Adam Waczyński zostanie w Hiszpanii? "Chciałbym dotrwać do 10 lat"
Podczas towarzyskiego meczu charytatywnego Gortat Teamu z Wojskiem Polskim w zespole byłego zawodnika NBA zagrał Adam Waczyński, który w minionym sezonie był koszykarzem hiszpańskiego Casademontu Saragossa. Z 32-letnim rzucającym obrońcą rozmawiał Mateusz Ligęza. - Chcę nadal grać w Hiszpanii. To najlepsza liga w Europie - zapewnił wieloletni kapitan reprezentacji Polski.
2022-06-18, 13:38
Adam Waczyński od 2014 roku gra w hiszpańskich klubach. W Lidze ACB wyrobił sobie markę, choć po odejściu z Casademontu Saragossa pozostaje bez klubu.

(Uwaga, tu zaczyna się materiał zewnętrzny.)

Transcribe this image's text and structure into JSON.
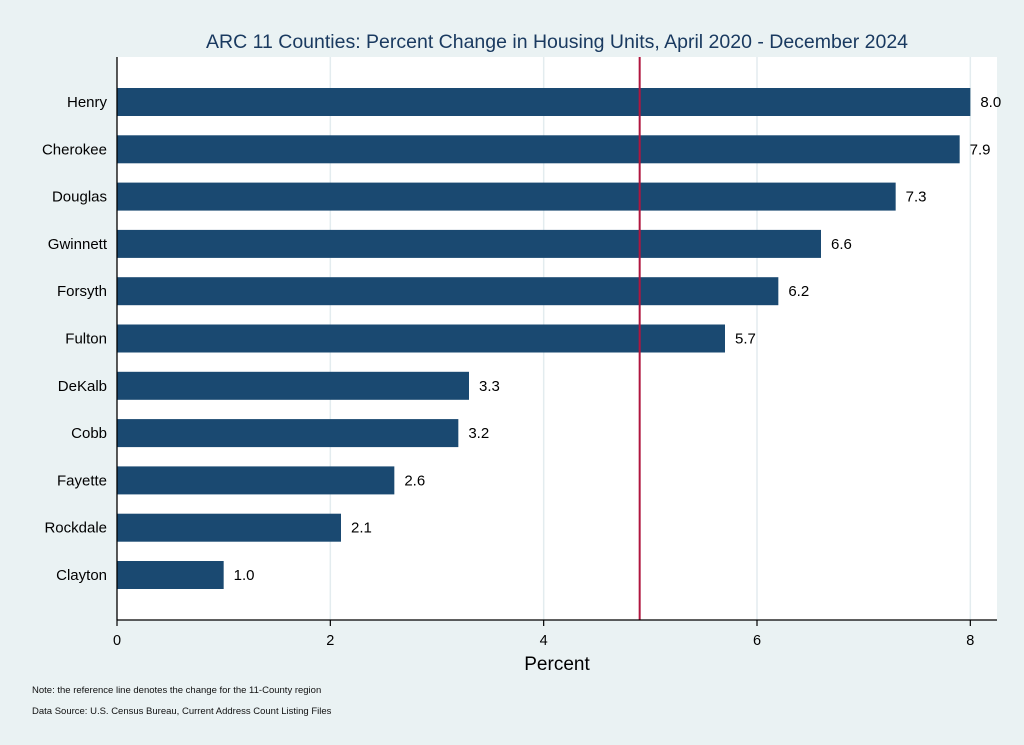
{
  "chart_data": {
    "type": "bar",
    "orientation": "horizontal",
    "title": "ARC 11 Counties: Percent Change in Housing Units, April 2020 - December 2024",
    "xlabel": "Percent",
    "ylabel": "",
    "categories": [
      "Henry",
      "Cherokee",
      "Douglas",
      "Gwinnett",
      "Forsyth",
      "Fulton",
      "DeKalb",
      "Cobb",
      "Fayette",
      "Rockdale",
      "Clayton"
    ],
    "values": [
      8.0,
      7.9,
      7.3,
      6.6,
      6.2,
      5.7,
      3.3,
      3.2,
      2.6,
      2.1,
      1.0
    ],
    "data_labels": [
      "8.0",
      "7.9",
      "7.3",
      "6.6",
      "6.2",
      "5.7",
      "3.3",
      "3.2",
      "2.6",
      "2.1",
      "1.0"
    ],
    "xlim": [
      0,
      8.25
    ],
    "xticks": [
      0,
      2,
      4,
      6,
      8
    ],
    "reference_line": 4.9,
    "grid": "vertical",
    "bar_color": "#1a4971",
    "reference_color": "#b0163f"
  },
  "notes": {
    "reference": "Note: the reference line denotes the change for the 11-County region",
    "source": "Data Source: U.S. Census Bureau, Current Address Count Listing Files"
  }
}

- Moim marzeniem było, żeby dotrwać do dziesięciu lat w Hiszpanii. Potem zobaczymy, na ile zdrowie pozwoli - ocenił polski koszykarz.
Gdzie zagra "Waca"? Hiszpania pozostaje priorytetem
Popularny "Waca" przyznał, że rozmawiał z nowym trenerem Trefla Sopot Żanem Tabakiem. Obaj panowie przez laty współpracowali ze sobą w Sopocie. Chorwacki trener prowadził niedawno Hereda San Pablo Burgos, więc miał okazję obserwować grę Waczyńskiego na co dzień.
- Rozmawialiśmy z trenerem Tabakiem. Przyznał, że widział na żywo, jak gram i nie widzi mnie w polskiej lidze. Oczywiście, jeśli chciałbym wrócić, to znajdzie dla mnie miejsce, ale życzył mi tego, bym został w Hiszpanii. Ja też sobie tego życzę, bo to najlepsza liga w Europie - podsumował Adam Waczyński.
REKLAMA
Mimo takiego nastawienia, 32-latek nie wyklucza gry w Treflu Sopot w przyszłości.
- Nigdy nie mów nigdy. Trefl zawsze będzie u mnie głęboko w sercu, a gra dla trenera Tabaka byłaby zaszczytem. Uważam, że w Hiszpanii powinni być wobec niego bardziej cierpliwi. Trener ma swoją magię. Bardzo dobrze wspominam współpracę z nim w Sopocie, gdy grałem tam kiedyś - ocenił.
Wciąż nie wiadomo, gdzie Waczyński zagra w przyszłym sezonie. W hiszpańskiej lidze trwa seria finałowa, w której Real Madryt prowadzi z FC Barceloną 2-1.
- Było wstępne zainteresowanie, ale na razie nie ma jeszcze większych ruchów. Liga wciąż trwa, więc cierpliwie czekam - zapewnił polski koszykarz, który w podejmowaniu decyzji nie będzie myślał tylko o sobie. - Rodzina jest najważniejsza, więc wszystko zrobię tak, aby było dla niej jak najbardziej komfortowo - przyznał.
REKLAMA
Adam Waczyński poza reprezentacją
Adam Waczyński jeszcze podczas mistrzostw świata w 2019 roku był kapitanem reprezentacji Polski. Później jednak pożegnał się z drużyną narodową w nie do końca jasnych okolicznościach.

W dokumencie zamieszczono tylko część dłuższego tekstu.